While I suspect and hope that most hospitalists out there are not stuck doing these jobs, I have a feeling that we are being saddled with something that might be called “cognitive” scut work. I don’t mean that replacing potassium is on a par with placing IVs in terms of the demand on a hospitalist time and attention; how much time and thought does that take? But K+ replacement is just the tip of the iceberg as far as this new form of scut.

To wit: The average patient is on at least 10 medications. Multiply that by the number of admitting orders and discharge MARs, and we’ve got plenty of cognitive scut to occupy our time before making any treatment decisions. Then multiply that average patient by increasing patient loads and shortened LOS, and you have one busy hospitalist.

The result? We are left with less time to do real medicine and to make decisions that directly affect treatment and care. Instead, that work winds up being outsourced to consultants.

That’s not always a bad thing; patients ought to be treated by those with relevant expertise to ensure standards of care. I, for one, am not a tuberculosis expert, and I will readily cede those treatment decisions to my infectious disease colleagues. But I’m not ready to cede all decisions all the time for all my patients.

A good barometer of whether you are seen as the decision-maker for patient care is whether it is common practice at your hospital for consultants to consult consultants. If my renal consultant walks in and finds an acute abdomen, I of course expect a call. But I don’t expect him or her to wait for my approval for a surgery consult.

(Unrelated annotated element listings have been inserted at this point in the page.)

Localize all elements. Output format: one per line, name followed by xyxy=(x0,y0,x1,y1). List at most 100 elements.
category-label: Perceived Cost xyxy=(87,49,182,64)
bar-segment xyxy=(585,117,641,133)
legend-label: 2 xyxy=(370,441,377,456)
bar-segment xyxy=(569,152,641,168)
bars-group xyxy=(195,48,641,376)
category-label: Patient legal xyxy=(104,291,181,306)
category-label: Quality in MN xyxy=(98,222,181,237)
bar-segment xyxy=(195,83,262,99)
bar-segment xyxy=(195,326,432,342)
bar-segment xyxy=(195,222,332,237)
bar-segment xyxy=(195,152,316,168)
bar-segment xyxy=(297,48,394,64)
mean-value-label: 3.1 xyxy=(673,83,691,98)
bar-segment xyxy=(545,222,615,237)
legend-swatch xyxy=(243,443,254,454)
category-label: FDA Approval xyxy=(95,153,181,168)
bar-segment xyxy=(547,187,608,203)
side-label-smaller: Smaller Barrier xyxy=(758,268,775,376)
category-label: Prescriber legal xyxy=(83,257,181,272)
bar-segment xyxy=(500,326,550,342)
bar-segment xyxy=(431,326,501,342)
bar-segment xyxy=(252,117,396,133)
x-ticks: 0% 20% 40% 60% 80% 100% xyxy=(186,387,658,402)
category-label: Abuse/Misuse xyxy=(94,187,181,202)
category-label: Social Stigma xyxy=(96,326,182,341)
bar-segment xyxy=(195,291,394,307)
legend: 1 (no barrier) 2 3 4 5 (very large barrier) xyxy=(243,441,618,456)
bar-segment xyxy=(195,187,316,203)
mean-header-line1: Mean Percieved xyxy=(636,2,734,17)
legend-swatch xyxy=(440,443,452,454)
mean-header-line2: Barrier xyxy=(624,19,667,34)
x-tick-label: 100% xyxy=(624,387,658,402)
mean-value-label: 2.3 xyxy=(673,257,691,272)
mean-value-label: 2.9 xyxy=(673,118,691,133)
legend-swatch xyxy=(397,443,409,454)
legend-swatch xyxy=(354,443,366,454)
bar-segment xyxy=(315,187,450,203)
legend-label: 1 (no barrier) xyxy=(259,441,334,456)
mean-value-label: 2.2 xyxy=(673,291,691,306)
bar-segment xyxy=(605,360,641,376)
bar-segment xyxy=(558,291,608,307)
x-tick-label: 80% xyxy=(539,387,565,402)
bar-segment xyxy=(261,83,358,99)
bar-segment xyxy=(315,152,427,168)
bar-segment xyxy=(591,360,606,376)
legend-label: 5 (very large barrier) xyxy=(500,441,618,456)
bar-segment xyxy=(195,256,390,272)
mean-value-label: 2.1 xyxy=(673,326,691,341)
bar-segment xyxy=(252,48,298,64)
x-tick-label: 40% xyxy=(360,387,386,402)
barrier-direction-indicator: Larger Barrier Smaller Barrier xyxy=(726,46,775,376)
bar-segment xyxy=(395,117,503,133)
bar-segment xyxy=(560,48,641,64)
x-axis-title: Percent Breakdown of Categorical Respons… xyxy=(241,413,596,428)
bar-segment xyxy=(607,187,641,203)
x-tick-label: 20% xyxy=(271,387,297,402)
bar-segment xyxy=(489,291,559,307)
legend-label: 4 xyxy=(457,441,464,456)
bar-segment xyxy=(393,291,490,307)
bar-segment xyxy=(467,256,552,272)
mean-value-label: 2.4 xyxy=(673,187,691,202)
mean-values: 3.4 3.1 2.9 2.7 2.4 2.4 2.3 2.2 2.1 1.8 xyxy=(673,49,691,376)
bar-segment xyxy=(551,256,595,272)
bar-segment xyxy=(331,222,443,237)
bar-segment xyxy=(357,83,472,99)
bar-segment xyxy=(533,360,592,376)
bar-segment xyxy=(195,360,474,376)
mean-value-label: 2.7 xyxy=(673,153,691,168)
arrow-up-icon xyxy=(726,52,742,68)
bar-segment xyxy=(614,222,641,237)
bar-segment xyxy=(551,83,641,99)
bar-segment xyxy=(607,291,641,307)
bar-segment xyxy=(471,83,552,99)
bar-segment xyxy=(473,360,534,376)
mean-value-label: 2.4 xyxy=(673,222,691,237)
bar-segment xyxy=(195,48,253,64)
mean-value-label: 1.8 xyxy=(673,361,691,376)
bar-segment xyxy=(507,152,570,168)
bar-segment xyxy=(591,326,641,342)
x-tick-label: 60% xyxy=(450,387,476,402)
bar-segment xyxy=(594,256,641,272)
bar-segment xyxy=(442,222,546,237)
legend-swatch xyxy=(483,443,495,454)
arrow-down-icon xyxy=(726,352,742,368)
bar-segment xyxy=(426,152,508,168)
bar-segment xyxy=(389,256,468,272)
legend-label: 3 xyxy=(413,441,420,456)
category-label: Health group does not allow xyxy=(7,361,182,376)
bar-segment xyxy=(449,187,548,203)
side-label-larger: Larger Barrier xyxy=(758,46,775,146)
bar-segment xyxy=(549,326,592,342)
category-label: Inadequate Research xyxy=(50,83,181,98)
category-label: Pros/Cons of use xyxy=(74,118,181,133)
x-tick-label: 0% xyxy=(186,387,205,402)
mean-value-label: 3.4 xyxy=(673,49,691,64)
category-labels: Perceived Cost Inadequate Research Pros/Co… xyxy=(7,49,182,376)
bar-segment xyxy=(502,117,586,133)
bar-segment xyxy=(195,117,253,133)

Yet throughout my career, I have found that a lot of cognitive outsourcing occurs between consultants that leaves hospitalists out of the loop. TSH elevated? Cardiology decides to call the endocrinologist. SOB? ID consults pulmonary. And so on.

Moreover, depending on the dynamics of a program, high workloads, political landscapes and hospitalist experience, hospitalists often generate much of the outsourcing for problems that, traditionally, internists would have handled on their own. Tachy? I’m busy; call cardiology. Nauseated? Well, so am I, thinking about those 15 patients I still have to see. Call GI.

Now, I do not mean to disparage the importance of consultants. I may very well, in a few years, be writing a different blog, one that bears witness to the continuing exodus of specialists from the hospital. The way things are going, I may practice long enough to hear the following: “The patient needs a craniotomy–quick, somebody stat page the hospitalist!”

So what to do? It seems like much of the cognitive scut could potentially be offloaded to physician extenders. I believe a number of programs are already doing this and that this trend will continue.

Perhaps CPOE will eventually make our lives easier, although right now I am not wholly convinced. Perhaps there are no ready solutions, and providing cognitive scut will simply be part of what it is to be a hospitalist. I doubt that prime time television dramas such as “House” or “ER” will ever show a physician filling out the MAR, and I’m sure that the less glamorous side of hospital medicine will persist. But the question remains: How much of the high-end, compelling and sexy decision-making will be ours as well?